Thank you. Do I understand this correctly when I say that tls_api_connection_loop achieves the same as the 1-RTT/0-RTT handshake of a normal QUIC connection would?

While tls_api_data_sending_loop_ex is responsible for every packet after that including closing the connection?

hfstco commented 2 months ago

Thank you. Do I understand this correctly when I say that tls_api_connection_loop achieves the same as the 1-RTT/0-RTT handshake of a normal QUIC connection would?

Yes, the simulation framework (tls_api_) simulates a "normal" QUIC connection - including 1-RTT/0-RTT handshakes.

While tls_api_data_sending_loop_ex is responsible for every packet after that including closing the connection?

I think tls_api_attempt_to_close - which ends in tls_api_close_with_losses - is responsible for closing the connection. It is called when you verify the scenario (tls_api_one_scenario_body_verify).

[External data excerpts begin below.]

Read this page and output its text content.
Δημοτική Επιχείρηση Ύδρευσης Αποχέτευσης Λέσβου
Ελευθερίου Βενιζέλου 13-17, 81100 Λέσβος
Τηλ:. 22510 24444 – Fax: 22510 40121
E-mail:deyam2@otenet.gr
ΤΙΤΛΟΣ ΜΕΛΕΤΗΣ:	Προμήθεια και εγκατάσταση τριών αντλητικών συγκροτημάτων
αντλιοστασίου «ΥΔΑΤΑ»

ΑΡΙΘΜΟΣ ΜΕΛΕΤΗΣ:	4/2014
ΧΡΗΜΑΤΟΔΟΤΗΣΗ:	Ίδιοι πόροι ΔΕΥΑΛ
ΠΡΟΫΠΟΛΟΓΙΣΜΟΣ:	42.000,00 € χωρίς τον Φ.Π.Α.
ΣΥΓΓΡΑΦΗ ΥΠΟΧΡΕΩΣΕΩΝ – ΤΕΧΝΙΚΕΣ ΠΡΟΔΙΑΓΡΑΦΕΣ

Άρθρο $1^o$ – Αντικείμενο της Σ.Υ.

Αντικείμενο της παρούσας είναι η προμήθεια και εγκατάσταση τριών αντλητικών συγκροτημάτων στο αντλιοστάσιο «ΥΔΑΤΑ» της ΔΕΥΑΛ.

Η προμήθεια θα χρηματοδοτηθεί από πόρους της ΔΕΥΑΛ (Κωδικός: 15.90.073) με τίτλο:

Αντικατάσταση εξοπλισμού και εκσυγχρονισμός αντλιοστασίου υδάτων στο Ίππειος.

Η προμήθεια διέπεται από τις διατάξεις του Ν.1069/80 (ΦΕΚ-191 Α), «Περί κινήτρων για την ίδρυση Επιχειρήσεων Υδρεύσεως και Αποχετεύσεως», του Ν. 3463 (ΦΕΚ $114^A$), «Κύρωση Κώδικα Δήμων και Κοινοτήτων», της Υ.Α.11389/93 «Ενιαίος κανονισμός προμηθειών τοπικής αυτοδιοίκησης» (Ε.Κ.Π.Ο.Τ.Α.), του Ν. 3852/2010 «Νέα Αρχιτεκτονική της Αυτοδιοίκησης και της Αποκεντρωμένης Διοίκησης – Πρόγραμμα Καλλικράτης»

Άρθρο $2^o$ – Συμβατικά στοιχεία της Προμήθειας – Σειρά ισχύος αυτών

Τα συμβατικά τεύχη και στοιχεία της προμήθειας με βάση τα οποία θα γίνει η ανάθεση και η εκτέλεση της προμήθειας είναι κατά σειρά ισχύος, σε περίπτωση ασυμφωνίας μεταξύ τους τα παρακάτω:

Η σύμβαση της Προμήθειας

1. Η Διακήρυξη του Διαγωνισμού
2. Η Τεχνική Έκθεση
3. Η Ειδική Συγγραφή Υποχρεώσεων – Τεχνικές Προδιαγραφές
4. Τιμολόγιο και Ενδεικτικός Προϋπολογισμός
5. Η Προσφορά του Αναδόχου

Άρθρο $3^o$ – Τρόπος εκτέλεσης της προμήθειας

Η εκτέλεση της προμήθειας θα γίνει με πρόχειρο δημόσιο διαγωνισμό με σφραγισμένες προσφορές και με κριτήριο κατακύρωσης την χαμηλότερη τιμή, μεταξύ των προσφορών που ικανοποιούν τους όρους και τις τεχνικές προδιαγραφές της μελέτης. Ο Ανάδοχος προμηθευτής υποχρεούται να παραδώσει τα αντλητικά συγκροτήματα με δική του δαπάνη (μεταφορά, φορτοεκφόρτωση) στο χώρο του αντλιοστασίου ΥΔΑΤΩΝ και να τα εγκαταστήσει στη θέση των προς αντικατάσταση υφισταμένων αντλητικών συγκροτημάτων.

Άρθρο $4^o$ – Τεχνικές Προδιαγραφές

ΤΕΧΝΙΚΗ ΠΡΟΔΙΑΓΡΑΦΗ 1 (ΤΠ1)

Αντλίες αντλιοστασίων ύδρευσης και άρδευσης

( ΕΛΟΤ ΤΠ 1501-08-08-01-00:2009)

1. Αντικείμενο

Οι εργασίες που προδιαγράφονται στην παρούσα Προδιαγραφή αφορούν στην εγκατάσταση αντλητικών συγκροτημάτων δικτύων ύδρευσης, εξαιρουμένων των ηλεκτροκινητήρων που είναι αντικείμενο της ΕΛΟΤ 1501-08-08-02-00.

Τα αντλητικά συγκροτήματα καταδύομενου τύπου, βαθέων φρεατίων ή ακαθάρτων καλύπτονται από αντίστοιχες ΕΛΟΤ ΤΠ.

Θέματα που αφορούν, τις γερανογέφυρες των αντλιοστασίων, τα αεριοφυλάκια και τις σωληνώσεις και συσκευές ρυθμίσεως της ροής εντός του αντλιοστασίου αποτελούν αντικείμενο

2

Here is a quick overview of a connection simulated with tls_api_ (sending 5KB of data from client -> server, stream0_target, boundaries partially overlap!):

tls_api_functions

Maybe take a look at the tls_api_one_ functions too. They also based on the functions we are discussing here.

huitema commented 2 months ago

Two points:

1) The xxxx_ex() APIs are generally extensions of the corresponding xxxx() APIs. That's a way to not have to modify old code when extending the API to support a new functionality.

2) The "sending loop" function will take the connection in its current state, and try to run the simulation until all the data is sent. The diagram above is generally correct, but there are probably examples of calling "sending loop" without calling "connection loop" first.